$A$ sudden drop in the mercury level by $10 \,mm$ or more is a sign of ..........

The heights of mercury in a barometer at the base and at the top of a mountain are $75 \, cm$ and $50 \, cm$,respectively. If the ratio of the density of mercury to the density of air is $10^4$,what is the height of the mountain?

What are the difficulties arising from using water in a barometer instead of mercury?

In a cylindrical container open to the atmosphere from the top,a liquid is filled up to a $10\, m$ depth. The density of the liquid varies with depth $h$ from the surface as $\rho(h) = 100 + 6h^2$,where $h$ is in meters and $\rho$ is in $kg/m^3$. The pressure at the bottom of the container will be: (Atmospheric pressure $P_0 = 10^5\, Pa$,$g = 10\, m/s^2$)

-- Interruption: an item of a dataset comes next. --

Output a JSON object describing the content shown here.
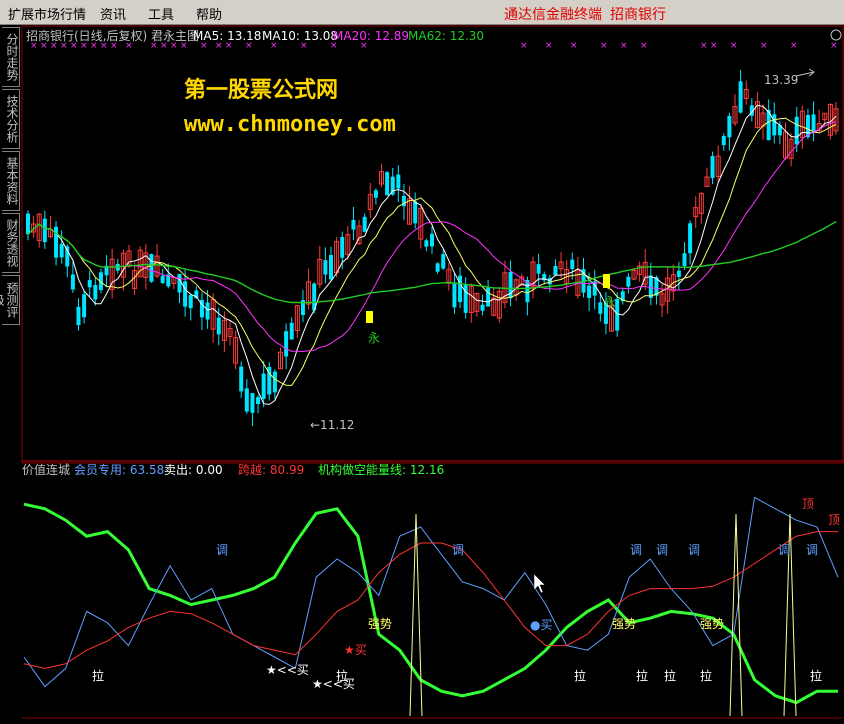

The pressure acting on a submarine is $3 \times 10^{5} \; Pa$ at a certain depth. If the depth is doubled,the percentage increase in the pressure acting on the submarine would be: (Assume that atmospheric pressure is $1 \times 10^{5} \; Pa$,density of water is $10^{3} \; kg \; m^{-3}$,and $g = 10 \; m \; s^{-2}$)

The density of the atmosphere is $1.29 \ kg/m^3$. If the atmospheric pressure is $1.013 \times 10^5 \ Pa$,how high would the atmosphere extend if the density were uniform? $(g = 9.81 \ m/s^2)$